Selain ketentuan di atas, pengaturan terhadap pembajakan secara khusus telah dilakukan oleh PBB, yaitu dengan disahkannya Konvensi Hukum Laut, 10 Desember 1982 (KHL 1982). Di dalam Konvensi ini secara umum telah dibahas mengenai pembajakan Laut Lepas pada Pasal 100-107.  
Di dalam Pasal-Pasal tersebut tercantum ketentuan sebagai berikut:
1.   Pasal 100 mengenai kewajiban bekerjasama terhadap pemberantasan pembajakan laut,
2.   Pasal 101 mengenai definisi pembajakan laut,
3.   Pasal 102 mengenai pembajakan oleh kapal perang, kapal negara atau pesawat dimana digunakan untuk memberontak,
4.    Pasal 103 mengenai definis kapal dan pesawat pembajak,
5.    Pasal 104 mengenai kepemilikan atau hilangnya warga negara pembajak,
6.    Pasal 105 mengenai penangkapan kapal atau pesawat pembajak,
7. Pasal 106 mengenai tanggung jawab ketika melakukan penanggkap tanpa pertimbangan,
8.  Pasal 107 mengenai kapal dan pesawat yang berwenang melakukan penangkapan untuk alasan pembajakan.

Konvensi ini berlaku bagi setiap negara yang telah meratifikasi dan juga berlaku bagi negara yang belum meratifikasi. Hal ini dikarenakan permasalahan dalam konvensi ini menyangkut keamanan secara umum dan kejahatannya bersifat umum, yaitu seluruh negara mengakui bahwa perompakan merupakan kejahatan. Dalam peristiwa hukum internasional ini, yang perlu diangkat dan dijadikan dasar pelaksanaan penegakan hukum oleh PBB adalah Pasal 1 “Semua Negara akan bekerja sama sejauh mungkin dengan pemberantasan pembajakan laut di laut lepas atau di tiap tempat lain di luar daerah kekuasaan hukum sesuatu Negara”. Selanjutnya hal ini dipertegas oleh Pasal 105 yang memberikan kewenangan kepada setiap negara untuk menangkap perompakan lalu memberikan sanksi terhadap pelaku perompakan tersebut.

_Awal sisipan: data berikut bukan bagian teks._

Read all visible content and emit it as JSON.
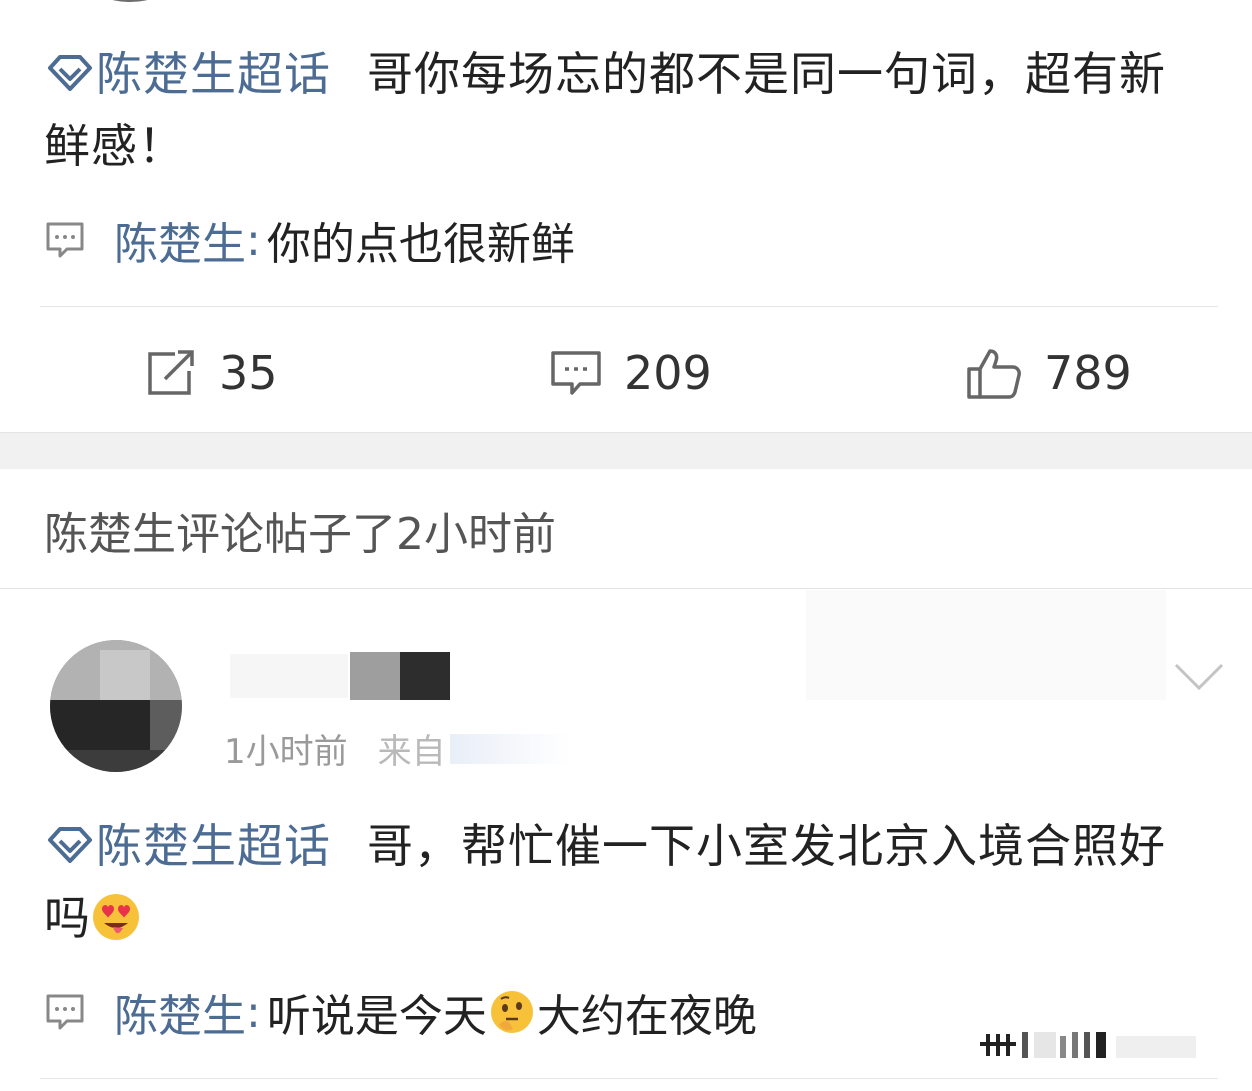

Selain negara, organisasi internasional sebagai subjek hukum internasional berhak melakukan pengamanan atau penangkapan terhadap pembajakan. Misalnya yang dilakukan oleh North Atlantic Treaty Organization (NATO), organisasi internasional ini memiliki misi khusus menjaga perdamaian dan keamanan di wilayah Atlantik.[6]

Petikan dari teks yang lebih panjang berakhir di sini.